“Give thanks to the Lord for He is good. His love is everlasting.” Their heads raised with stiff necks, hands remained clasped, fingers interwoven.

“Thank you for the prayer, Father,” the dark-haired man uttered in second-hand English, his accent thick with the dust of the Middle East. The other—an unassuming priest tied with a golden cross around his hairy neck—nodded humbly.

“Why have you come?” the priest asked dubiously, for no son of Allah would enter a church without just cause.

“It is my son, Mohammed. He has foresworn the faith of my ancestors. He is an avowed Christian.”

“What is that to me, Selah?” the cleric countered, eyes shifting in perpetual angst. His shoulder tensed, stretching back, then pushed forward again, rocking in his decades-old orange office chair.

Selah sighed, eyeing the tears in the carpet on the floor. Without looking up, he answered: “You know well what I mean, Priest. It is a stain upon my house and my conscience that I am even here. Why do you play ignorant?”

“I confess nothing, but that a boy has found refuge in the house of God. It is my duty, my oath to the Almighty, to protect him and his faith. What more should I tell you?”

Silence interrupted. All that could be heard for minutes stretching on was the thudding of Selah’s heart, and the noisy tick of the plastic clock on the wall.

Again without looking up, Selah finally replied: “Is it any wonder there were three crusades? And yet, what Christian holds the Holy Land?”

Father sighed without moving, heaving his lungs within himself. Releasing his piously crossed hands, he dropped his chin and straightened the forever recalcitrant cross at his front. It was always crooked, it seemed. “I have nothing to say to that, Selah. I bear you no ill will, but you ask me to remove a convert from my own church—”

“—I ask you to show kindness to your neighbor,” Selah erupted, jumping out of his chair. “Is that not one of your God’s commandments?! To love and serve the other?”

“What is your son to me then?” the priest countered, remaining calm. Selah dropped his arms and mumbled incomprehensibly in Arabic. He turned to leave, then thought better of it.

“There is more at stake here, Priest,” he growled. “You wouldn’t understand. How could you possibly?!”

“I understand what is given to me to understand, Selah. And where I am ignorant, even Allah cannot hold it against me.”

“You bring shame upon my name,” Selah cried.

Father cocked his head, as though looking at him in a different light. “What would you have me do? Your son’s choice is his, not mine.”

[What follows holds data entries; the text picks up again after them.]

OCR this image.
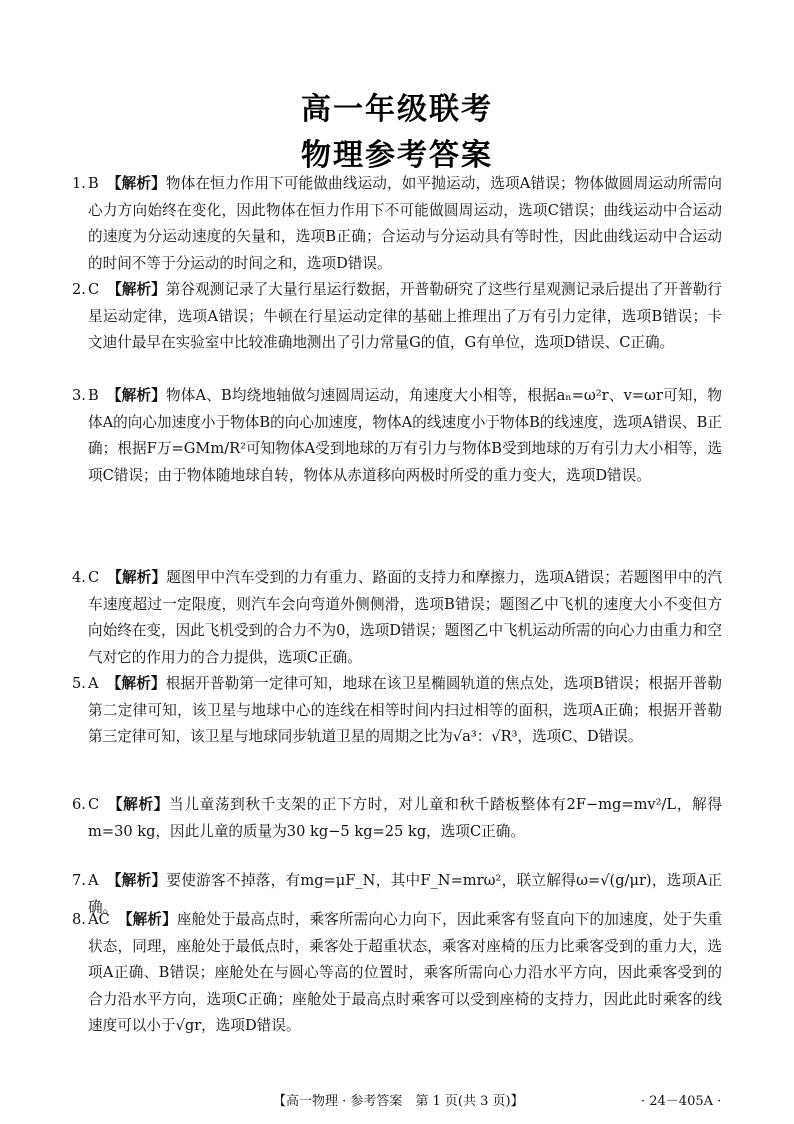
高一年级联考
物理参考答案
1. B 【解析】物体在恒力作用下可能做曲线运动，如平抛运动，选项A错误；物体做圆周运动所需向心力方向始终在变化，因此物体在恒力作用下不可能做圆周运动，选项C错误；曲线运动中合运动的速度为分运动速度的矢量和，选项B正确；合运动与分运动具有等时性，因此曲线运动中合运动的时间不等于分运动的时间之和，选项D错误。
2. C 【解析】第谷观测记录了大量行星运行数据，开普勒研究了这些行星观测记录后提出了开普勒行星运动定律，选项A错误；牛顿在行星运动定律的基础上推理出了万有引力定律，选项B错误；卡文迪什最早在实验室中比较准确地测出了引力常量G的值，G有单位，选项D错误、C正确。
3. B 【解析】物体A、B均绕地轴做匀速圆周运动，角速度大小相等，根据aₙ=ω²r、v=ωr可知，物体A的向心加速度小于物体B的向心加速度，物体A的线速度小于物体B的线速度，选项A错误、B正确；根据F万=GMm/R²可知物体A受到地球的万有引力与物体B受到地球的万有引力大小相等，选项C错误；由于物体随地球自转，物体从赤道移向两极时所受的重力变大，选项D错误。
4. C 【解析】题图甲中汽车受到的力有重力、路面的支持力和摩擦力，选项A错误；若题图甲中的汽车速度超过一定限度，则汽车会向弯道外侧侧滑，选项B错误；题图乙中飞机的速度大小不变但方向始终在变，因此飞机受到的合力不为0，选项D错误；题图乙中飞机运动所需的向心力由重力和空气对它的作用力的合力提供，选项C正确。
5. A 【解析】根据开普勒第一定律可知，地球在该卫星椭圆轨道的焦点处，选项B错误；根据开普勒第二定律可知，该卫星与地球中心的连线在相等时间内扫过相等的面积，选项A正确；根据开普勒第三定律可知，该卫星与地球同步轨道卫星的周期之比为√a³：√R³，选项C、D错误。
6. C 【解析】当儿童荡到秋千支架的正下方时，对儿童和秋千踏板整体有2F−mg=mv²/L，解得m=30 kg，因此儿童的质量为30 kg−5 kg=25 kg，选项C正确。
7. A 【解析】要使游客不掉落，有mg=μF_N，其中F_N=mrω²，联立解得ω=√(g/μr)，选项A正确。
8. AC 【解析】座舱处于最高点时，乘客所需向心力向下，因此乘客有竖直向下的加速度，处于失重状态，同理，座舱处于最低点时，乘客处于超重状态，乘客对座椅的压力比乘客受到的重力大，选项A正确、B错误；座舱处在与圆心等高的位置时，乘客所需向心力沿水平方向，因此乘客受到的合力沿水平方向，选项C正确；座舱处于最高点时乘客可以受到座椅的支持力，因此此时乘客的线速度可以小于√gr，选项D错误。
【高一物理 · 参考答案　第 1 页(共 3 页)】	· 24－405A ·
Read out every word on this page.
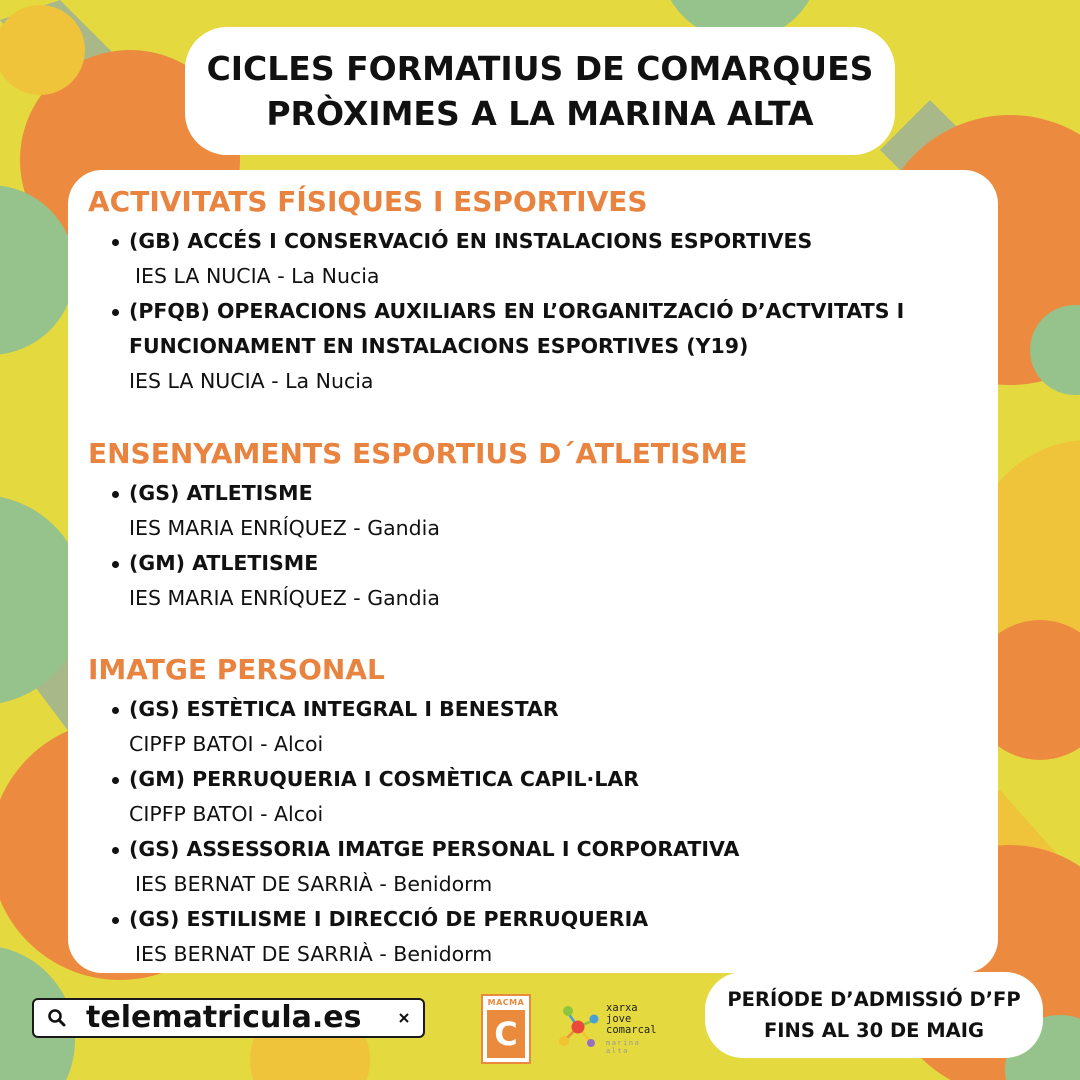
CICLES FORMATIUS DE COMARQUES
PRÒXIMES A LA MARINA ALTA
ACTIVITATS FÍSIQUES I ESPORTIVES
(GB) ACCÉS I CONSERVACIÓ EN INSTALACIONS ESPORTIVES
IES LA NUCIA - La Nucia
(PFQB) OPERACIONS AUXILIARS EN L’ORGANITZACIÓ D’ACTVITATS I
FUNCIONAMENT EN INSTALACIONS ESPORTIVES (Y19)
IES LA NUCIA - La Nucia
ENSENYAMENTS ESPORTIUS D´ATLETISME
(GS) ATLETISME
IES MARIA ENRÍQUEZ - Gandia
(GM) ATLETISME
IES MARIA ENRÍQUEZ - Gandia
IMATGE PERSONAL
(GS) ESTÈTICA INTEGRAL I BENESTAR
CIPFP BATOI - Alcoi
(GM) PERRUQUERIA I COSMÈTICA CAPIL·LAR
CIPFP BATOI - Alcoi
(GS) ASSESSORIA IMATGE PERSONAL I CORPORATIVA
IES BERNAT DE SARRIÀ - Benidorm
(GS) ESTILISME I DIRECCIÓ DE PERRUQUERIA
IES BERNAT DE SARRIÀ - Benidorm
telematricula.es	MACMA
C
xarxa
jove
comarcal
marina alta
PERÍODE D’ADMISSIÓ D’FP
FINS AL 30 DE MAIG
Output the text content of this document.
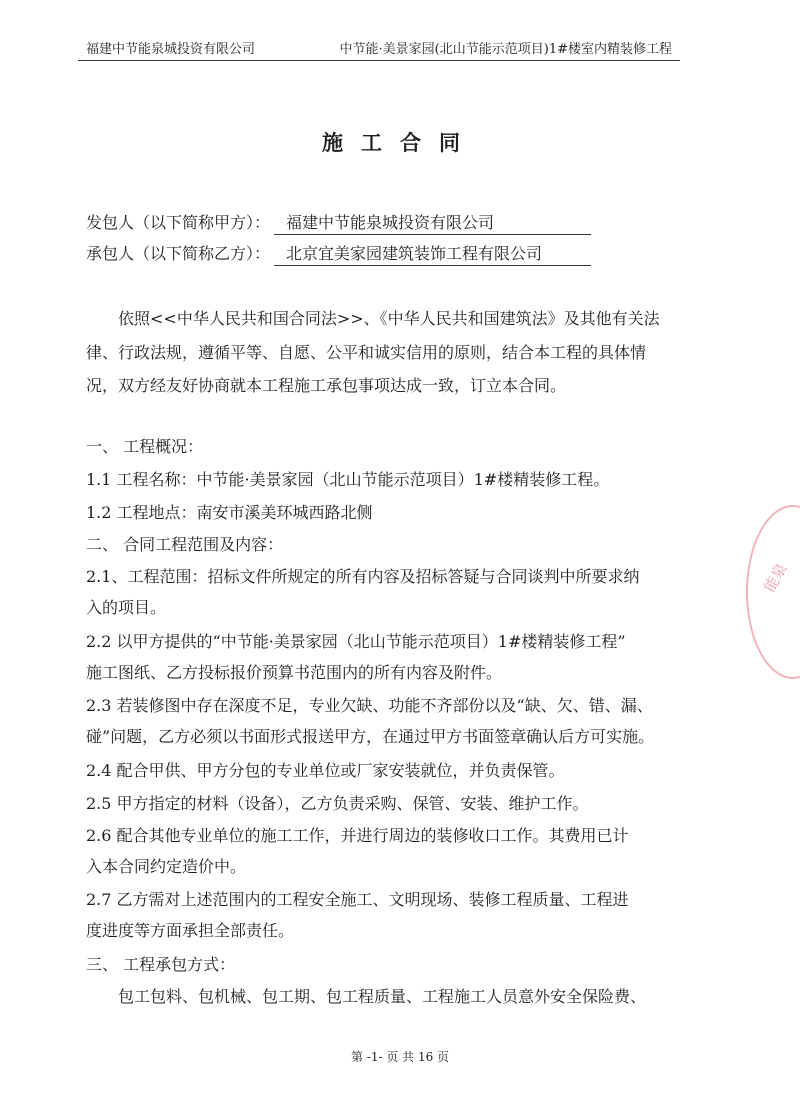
福建中节能泉城投资有限公司	中节能·美景家园(北山节能示范项目)1#楼室内精装修工程
施工合同
发包人（以下简称甲方）： 福建中节能泉城投资有限公司
承包人（以下简称乙方）： 北京宜美家园建筑装饰工程有限公司
依照<<中华人民共和国合同法>>、《中华人民共和国建筑法》及其他有关法
律、行政法规，遵循平等、自愿、公平和诚实信用的原则，结合本工程的具体情
况，双方经友好协商就本工程施工承包事项达成一致，订立本合同。
一、 工程概况：
1.1 工程名称：中节能·美景家园（北山节能示范项目）1#楼精装修工程。
1.2 工程地点：南安市溪美环城西路北侧
二、 合同工程范围及内容：
2.1、工程范围：招标文件所规定的所有内容及招标答疑与合同谈判中所要求纳
入的项目。
2.2 以甲方提供的“中节能·美景家园（北山节能示范项目）1#楼精装修工程”
施工图纸、乙方投标报价预算书范围内的所有内容及附件。
2.3 若装修图中存在深度不足，专业欠缺、功能不齐部份以及“缺、欠、错、漏、
碰”问题，乙方必须以书面形式报送甲方，在通过甲方书面签章确认后方可实施。
2.4 配合甲供、甲方分包的专业单位或厂家安装就位，并负责保管。
2.5 甲方指定的材料（设备），乙方负责采购、保管、安装、维护工作。
2.6 配合其他专业单位的施工工作，并进行周边的装修收口工作。其费用已计
入本合同约定造价中。
2.7 乙方需对上述范围内的工程安全施工、文明现场、装修工程质量、工程进
度进度等方面承担全部责任。
三、 工程承包方式：
包工包料、包机械、包工期、包工程质量、工程施工人员意外安全保险费、
第 -1- 页 共 16 页
能泉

“You are a teacher of the church, a shepherd of the flock, are you not?” Selah responded evenly. “Shepherd him back to the faith of his people, then. For you and I both know Allah and God are one and the same. Does it matter if he worships in your house or in ours?”

A laugh burst from the cleric’s barrel chest, shaking his body with an unnatural tremor. For the first time, he gazed up at Selah with a smile. “Perhaps there is most about us in common than we think, friend.” He paused, breathing deeply, once again straightening his cross. He continued with a hopeful strain: “How would it be if he worshipped sometimes here, but also with you? Would that not be possible?”

Selah considered it, though wanted to fight against the reasoned answer. He nodded slowly, his silk suit ruffling at the shoulder. “We will allow Mohammed to worship when he is not expected at the mosque.” There was no more debate, no room for negotiation in his voice.

Father nodded thoughtfully in return. He crossed his legs beneath the chair and leaned forward, the bedazzled cross at his chest now dangling freely in the air. He eyed Selah straight on. “May it be so, my friend. Go in peace, then, and may God keep you.”

“Wa ‘alaykum as-salam,” Salah intoned, bowing slightly, his hand crossing his chest. At his neck, the medallion of St. Christopher caught the light, and as he closed the door behind him, Father couldn’t help but turn a satisfied grin.

“It is finished,” he whispered to himself, and returned to the dog-eared pages of the Koran, set neatly on his desk.